Falling Asleep or Waking Up: Which Am I More Afraid of?
Recently in a group meditation, I found myself giggling irresistibly – hardly appropriate behaviour some might say. In the background, we were playing a CD entitled “Holy Harmony,” an especially soft, gentle, lullingly repetitive, vocal ensemble. For some reason, I was reminded of a skit from the Canadian SCTV comedy show popular in the 1980s. In it, one of the comedians, Eugene Levy, does a take-off of the generation of American singers called “crooners,” Bing Crosby, Dean Martin, Perry Como, among others. When I was growing up they were still household names. Perry Como was probably the most mellow of the lot. He took crooning to a whole new level of slow, smooth, and quiet.
In the skit, Eugene Levy wears a silk dressing-gown with a natty cravat and carefully-styled hair. He is reclining on a bed facing the audience. As his musical accompaniment plays, he attempts to produce some vocals, but the effort is almost too much. He is scarcely able to lift his head off the pillow. Occasionally, however, he rallies and utters a few barely audible notes..... You get the picture..... The height of mellow.

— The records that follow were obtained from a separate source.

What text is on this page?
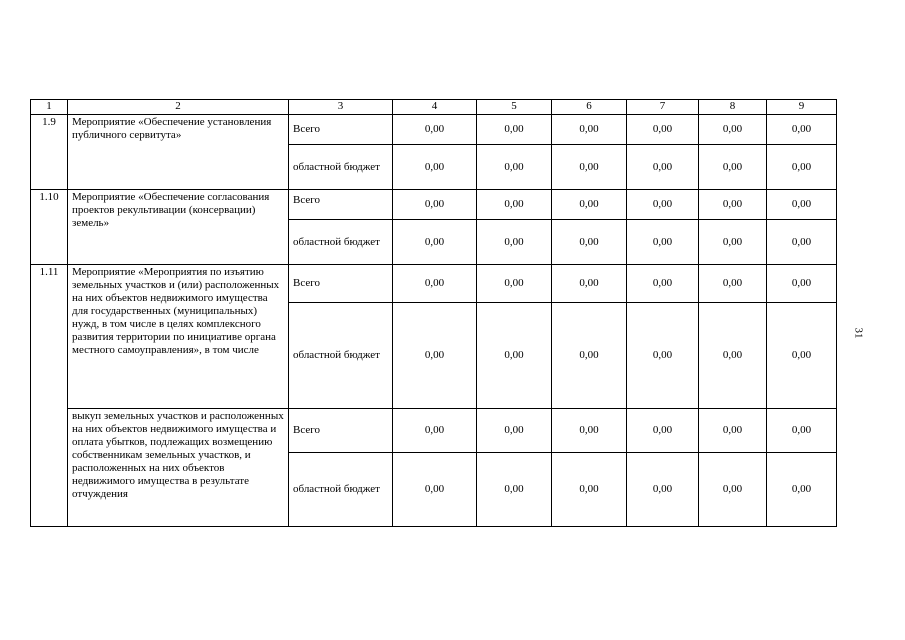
1	2	3	4	5	6	7	8	9
1.9	Мероприятие «Обеспечение установления публичного сервитута»	Всего	0,00	0,00	0,00	0,00	0,00	0,00
		областной бюджет	0,00	0,00	0,00	0,00	0,00	0,00
1.10	Мероприятие «Обеспечение согласования проектов рекультивации (консервации) земель»	Всего	0,00	0,00	0,00	0,00	0,00	0,00
		областной бюджет	0,00	0,00	0,00	0,00	0,00	0,00
1.11	Мероприятие «Мероприятия по изъятию земельных участков и (или) расположенных на них объектов недвижимого имущества для государственных (муниципальных) нужд, в том числе в целях комплексного развития территории по инициативе органа местного самоуправления», в том числе	Всего	0,00	0,00	0,00	0,00	0,00	0,00
		областной бюджет	0,00	0,00	0,00	0,00	0,00	0,00
	выкуп земельных участков и расположенных на них объектов недвижимого имущества и оплата убытков, подлежащих возмещению собственникам земельных участков, и расположенных на них объектов недвижимого имущества в результате отчуждения	Всего	0,00	0,00	0,00	0,00	0,00	0,00
		областной бюджет	0,00	0,00	0,00	0,00	0,00	0,00
31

As my giggles subsided, I wondered what it was that actually seemed so funny. Somewhere in the laughter, I realized there was an aversion: an aversion to inertia, to not doing, to giving up, to falling asleep.
In spiritual terms, “falling asleep” means forgetting the truth of who we are, that is, our oneness. “Falling asleep” is believing the misperception that we are separate entities. On this occasion, however, my aversion to falling asleep felt more like an aversion to not being separate, to loosing one's identity. So which is it? Do I want to be separate or one? Am I more afraid of waking up than falling asleep......? At least I can try to be honest. Maybe that's a beginning.